Bei den Einheiten aus fernen Ländern, wurden so Beziehungen zwischen Wirtschaftspartnern gepflegt oder angebahnt.
Einige wurden auch schlicht dafür bezahlt ein Schaulaufen zu veranstalten.
Die Ehrenwache vor dem Palast blieb stehen. Auf den kurzen Segmente, welche Berichterstattung im Vid zeigten, ein unveränderlicher Block aus stillen, grimmig schauenden Soldaten, unnachgiebig und mit einer unmenschlichen Fähigkeit des Ausharrens versehen.
In Wahrheit eine ständig wechselnde Zusammenstellung im Rotationsverfahren. Zumal auch einige Angehörige der verschiedenen Truppen aus ihren Formationen gelöst wurden, um sich zu den Zuschauern im Inneren des gewaltigen Gebäudes zu gesellen.
Den Damen und Herren von edlem Stand oblag es dabei die prunkvoll geschwungene Marmortreppe zu erklimmen.
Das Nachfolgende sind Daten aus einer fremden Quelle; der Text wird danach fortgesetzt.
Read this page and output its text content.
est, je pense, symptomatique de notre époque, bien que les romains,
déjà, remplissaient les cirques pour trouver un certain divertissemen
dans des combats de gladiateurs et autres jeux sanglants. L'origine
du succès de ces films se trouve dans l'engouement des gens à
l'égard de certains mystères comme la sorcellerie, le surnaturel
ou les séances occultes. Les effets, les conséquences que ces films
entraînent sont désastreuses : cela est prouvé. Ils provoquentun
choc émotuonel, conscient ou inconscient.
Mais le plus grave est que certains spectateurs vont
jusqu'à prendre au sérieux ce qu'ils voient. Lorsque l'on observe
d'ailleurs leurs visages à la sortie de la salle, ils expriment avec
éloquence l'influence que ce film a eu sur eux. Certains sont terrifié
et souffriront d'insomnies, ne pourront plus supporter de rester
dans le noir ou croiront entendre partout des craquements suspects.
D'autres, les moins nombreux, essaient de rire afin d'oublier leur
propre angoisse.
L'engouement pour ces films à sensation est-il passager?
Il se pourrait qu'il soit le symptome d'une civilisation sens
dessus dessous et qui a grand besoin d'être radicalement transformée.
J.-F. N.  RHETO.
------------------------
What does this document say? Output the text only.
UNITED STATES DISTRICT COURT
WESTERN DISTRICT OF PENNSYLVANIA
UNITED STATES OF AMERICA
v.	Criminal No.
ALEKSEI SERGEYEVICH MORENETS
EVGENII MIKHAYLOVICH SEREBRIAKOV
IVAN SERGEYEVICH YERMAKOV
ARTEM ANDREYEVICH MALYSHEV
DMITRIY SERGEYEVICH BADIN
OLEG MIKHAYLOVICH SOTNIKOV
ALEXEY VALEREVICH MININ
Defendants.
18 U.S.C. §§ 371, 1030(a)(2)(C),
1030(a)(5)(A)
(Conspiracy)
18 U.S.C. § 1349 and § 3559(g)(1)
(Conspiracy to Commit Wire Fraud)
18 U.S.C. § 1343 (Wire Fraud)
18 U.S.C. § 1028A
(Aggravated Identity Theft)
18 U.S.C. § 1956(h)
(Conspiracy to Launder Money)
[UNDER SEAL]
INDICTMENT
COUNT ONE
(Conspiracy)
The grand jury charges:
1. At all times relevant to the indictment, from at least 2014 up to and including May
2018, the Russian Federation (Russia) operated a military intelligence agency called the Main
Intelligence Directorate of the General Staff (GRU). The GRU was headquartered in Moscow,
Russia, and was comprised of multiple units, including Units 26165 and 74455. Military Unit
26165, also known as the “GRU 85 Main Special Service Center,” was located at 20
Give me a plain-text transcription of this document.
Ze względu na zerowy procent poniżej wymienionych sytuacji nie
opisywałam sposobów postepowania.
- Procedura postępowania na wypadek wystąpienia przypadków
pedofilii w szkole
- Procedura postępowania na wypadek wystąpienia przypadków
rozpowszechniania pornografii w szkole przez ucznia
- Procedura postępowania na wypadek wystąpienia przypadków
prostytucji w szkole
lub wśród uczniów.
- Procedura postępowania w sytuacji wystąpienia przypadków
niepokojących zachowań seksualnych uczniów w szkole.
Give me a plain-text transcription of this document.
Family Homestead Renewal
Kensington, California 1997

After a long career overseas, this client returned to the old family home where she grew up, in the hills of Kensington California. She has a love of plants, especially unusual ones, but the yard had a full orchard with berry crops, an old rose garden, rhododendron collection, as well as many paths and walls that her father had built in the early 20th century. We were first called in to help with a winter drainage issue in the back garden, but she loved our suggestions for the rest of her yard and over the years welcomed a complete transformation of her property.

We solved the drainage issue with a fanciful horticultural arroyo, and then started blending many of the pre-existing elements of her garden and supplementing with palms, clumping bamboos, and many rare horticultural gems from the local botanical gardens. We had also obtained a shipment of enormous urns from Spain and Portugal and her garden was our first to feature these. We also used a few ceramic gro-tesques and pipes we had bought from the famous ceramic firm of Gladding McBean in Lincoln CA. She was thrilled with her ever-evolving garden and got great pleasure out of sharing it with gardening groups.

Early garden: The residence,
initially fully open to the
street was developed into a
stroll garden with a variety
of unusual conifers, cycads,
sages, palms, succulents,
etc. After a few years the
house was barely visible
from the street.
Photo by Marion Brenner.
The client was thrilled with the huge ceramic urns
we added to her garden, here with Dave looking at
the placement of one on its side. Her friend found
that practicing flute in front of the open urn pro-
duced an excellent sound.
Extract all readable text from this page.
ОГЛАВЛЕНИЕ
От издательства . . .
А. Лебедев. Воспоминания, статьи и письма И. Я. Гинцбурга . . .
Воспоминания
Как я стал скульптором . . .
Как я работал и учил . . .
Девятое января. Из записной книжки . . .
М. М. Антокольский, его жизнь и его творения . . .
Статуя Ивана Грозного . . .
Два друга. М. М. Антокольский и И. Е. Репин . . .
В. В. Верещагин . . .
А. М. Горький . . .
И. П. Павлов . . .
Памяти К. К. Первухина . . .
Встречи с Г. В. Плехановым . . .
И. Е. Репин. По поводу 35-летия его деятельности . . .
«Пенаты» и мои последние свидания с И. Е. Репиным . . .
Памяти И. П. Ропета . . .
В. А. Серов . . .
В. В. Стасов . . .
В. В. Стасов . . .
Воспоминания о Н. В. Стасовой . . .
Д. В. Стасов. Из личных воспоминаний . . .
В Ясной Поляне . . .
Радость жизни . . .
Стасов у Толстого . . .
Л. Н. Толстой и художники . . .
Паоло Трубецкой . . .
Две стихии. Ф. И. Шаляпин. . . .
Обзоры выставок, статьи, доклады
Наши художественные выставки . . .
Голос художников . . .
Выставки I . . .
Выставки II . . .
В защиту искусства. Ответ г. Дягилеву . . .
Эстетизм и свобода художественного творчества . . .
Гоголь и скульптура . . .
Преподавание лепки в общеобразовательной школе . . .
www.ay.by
Dahinter wartete eine klimatisierte Lobby, wo unaufdringliche Musik die seiden Tapezierten Wände strich und man gekühlte Köstlichkeiten und aromatisierte Getränke reichte, um die wenige Wartezeit vor der eifrig bedienten Garderobe auf Nichts zu reduzieren.
Eine Etage tiefer wurden Wirtschaftsbosse, Generäle und Politiker von internationalem Rang mit ähnlichem Pomp, aber etwas längerer Wartezeit abgehandelt. Auch ihnen begegnete man mit größtmöglicher Vermeidung jedweder Unannehmlichkeit. Gleichwohl durften nie mehr Hochrangige, aber nieder Geborene in der großen Halle rumoren, als Adlige und höchst privilegierte Gäste von anderen Welten. Nicht auszudenken, wenn ein alternder Militär es sich in seinem Sessel bequem machte, während ein Orsius seinen Sitz noch suchte. Das Heer der Anweiser hatte daher den Stress seines Lebens, Verzögerung und Anstandsreinfolge in erträglicher Waage zu halten.
Am wenigsten Rücksicht nahm man dabei auf die einfachen Leute, denen das Recht zugestanden wurde, die Ränge aufzufüllen. Ihre Aufgabe war es, auf Vid- Aufzeichnungen das Volk zu repräsentieren und das Gebäude mit Applaus zu füllen, wenn ein Würdenträger etwas Geistreiches in die Mikrophone sprach, wobei der Faktor des Geistreichen eher zweitrangig war.
Diese Masse aus Arbeitervertretern, Ebenendeligierten, Soldaten, Bürgerkommitees und aus welchen Hintergründen sie sich noch zusammensetzten, wurde durch den unteren Bereich geschleust. Sie betraten die Ratshalle ebenerdig. Gedränge und Geschrei von Hausdienern, die Tafeln mit Nummern hoch hielten, welche vorher an Gruppen verteilt wurden, um die Bestückung der Sitze zu vereinfachen. Militärisches, Wirtschaftliches, Ziviles, Nationales und Internationales wurde dabei relativ klar erkennbar sortiert.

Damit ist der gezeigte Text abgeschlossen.